But in Los Angeles, the ending never changes.
On Wednesday night the Clippers didn’t just blow a big fourth quarter lead to the Warriors, they surrendered it piece by piece, like a team unsure if they even deserved to win in the first place. They committed 18 turnovers, gifting Golden State 26 points. They allowed a 43-point fourth quarter.
With their season on the line, they couldn’t even execute an inbounds pass. Possession after possession, chance after chance, it all slipped through the Clippers’ fingers like sand.
“On the inbounds we threw the ball away,” said Lue. “That was a big momentum shift for them.”
The momentum didn’t shift on that turnover, it shifted when No. 30 across the floor put on his cape and took over.
Steph Curry, who only returned from a knee injury four games ago, scored 27 of his 35 points in the second half. Each bucket louder than the last, until his dagger three with 50 seconds left echoed through a building that had turned against the home team. As he drilled the go-ahead three and fell into the front row, the arena erupted in chants of “MVP!” and “Warriors…”
This may have been a road game on paper, but it sure as hell didn’t sound like it in the arena.
“When he’s on the floor, you always have a chance,” said Draymond Green of Curry.
The Clippers had every chance to win too. Maybe a dozen or more chances to put the game away. That’s what makes this sting. That’s what makes this different—and yet exactly the same.
Because we’ve seen this before.
We saw it in 2015 when a 3-1 lead vanished against Houston. We saw it again in the 2020 bubble when another 3-1 cushion disintegrated against Denver. We saw it last season in a Game 7 collapse in Denver. And now this—another double-digit lead, another fourth-quarter fade, another season ending not with a fight, but with a shrug.
Here in Los Angeles, we call it the “Clippers Curse.”
And it’s real.
Even Kawhi Leonard couldn’t escape it. The stoic star, who had his best season in two years, looked shell-shocked in the fourth quarter. When the game mattered most, he disappeared into the margins, picked clean by Green on a possession that could have breathed life into the Clippers, instead they were left gasping for air.
“Draymond is a hall of fame defender. It was hard to get shots up,” Leonard admitted.

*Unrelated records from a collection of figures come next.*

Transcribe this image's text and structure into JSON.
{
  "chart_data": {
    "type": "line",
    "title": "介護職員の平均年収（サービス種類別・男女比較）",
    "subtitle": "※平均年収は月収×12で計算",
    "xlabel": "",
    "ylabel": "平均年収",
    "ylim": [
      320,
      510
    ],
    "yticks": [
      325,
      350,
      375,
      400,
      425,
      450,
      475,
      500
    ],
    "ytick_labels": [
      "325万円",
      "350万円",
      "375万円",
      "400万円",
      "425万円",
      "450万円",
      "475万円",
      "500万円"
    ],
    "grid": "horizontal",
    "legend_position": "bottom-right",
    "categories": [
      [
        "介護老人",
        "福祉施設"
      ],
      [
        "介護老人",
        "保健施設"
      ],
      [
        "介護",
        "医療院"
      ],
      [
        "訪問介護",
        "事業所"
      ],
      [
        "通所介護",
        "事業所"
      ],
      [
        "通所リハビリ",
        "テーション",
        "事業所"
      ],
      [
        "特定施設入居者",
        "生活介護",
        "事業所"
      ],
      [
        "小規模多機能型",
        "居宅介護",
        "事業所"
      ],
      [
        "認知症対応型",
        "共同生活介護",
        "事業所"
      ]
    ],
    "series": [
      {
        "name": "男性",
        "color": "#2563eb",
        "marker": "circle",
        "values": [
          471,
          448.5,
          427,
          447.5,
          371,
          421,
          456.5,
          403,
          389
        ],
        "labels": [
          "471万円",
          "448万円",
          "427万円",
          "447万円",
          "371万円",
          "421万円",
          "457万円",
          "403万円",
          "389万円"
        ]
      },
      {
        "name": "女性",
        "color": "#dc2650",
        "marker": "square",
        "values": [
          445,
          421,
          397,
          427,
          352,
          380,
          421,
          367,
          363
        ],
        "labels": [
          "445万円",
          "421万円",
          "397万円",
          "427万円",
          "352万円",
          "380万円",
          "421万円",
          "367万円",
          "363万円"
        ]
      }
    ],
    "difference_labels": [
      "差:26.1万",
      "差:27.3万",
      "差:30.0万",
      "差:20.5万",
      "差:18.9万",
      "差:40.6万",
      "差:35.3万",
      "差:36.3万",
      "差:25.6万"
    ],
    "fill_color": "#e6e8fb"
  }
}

Hard isn’t supposed to mean impossible. The Clippers didn’t lose because of bad luck or coincidence. This is who they are.
Only the Clippers could start the season 6-21, and then complete the single greatest in-season turnaround in NBA history only to choke away a 13-point lead in the final minutes of it.
And the embarrassment doesn’t stop at the final buzzer. The loss drops them into the lottery—except their pick belongs to the Oklahoma City Thunder who now have a 9.4% chance of a top-four selection and a 2% chance of the number one overall. The rich get richer while the Clippers stare into another offseason with nothing but questions, and an NBA investigation into Leonard-Aspiration and salary cap circumvention looming over their head like a dark cloud.
Even their past came back to mock them. Chris Paul—discarded midseason, unceremoniously shipped out before getting the retirement tour he deserved—watched from afar and posted the internet’s coldest meme, the digital equivalent of showing up in a black suit just to confirm the burial.
Petty? Sure.
Accurate? Absolutely.
This was supposed to be a new era for the Clippers. A new building. A new culture. A new hope. It was supposed to lift the curse, not continue it.
Benjamin Franklin once famously said that nothing can be certain in life but death and taxes. The Clippers have added a third certainty—finding the most painful way possible to lose when it matters most.
The curse didn’t just follow them to Inglewood.
It beat them to the door and let itself in.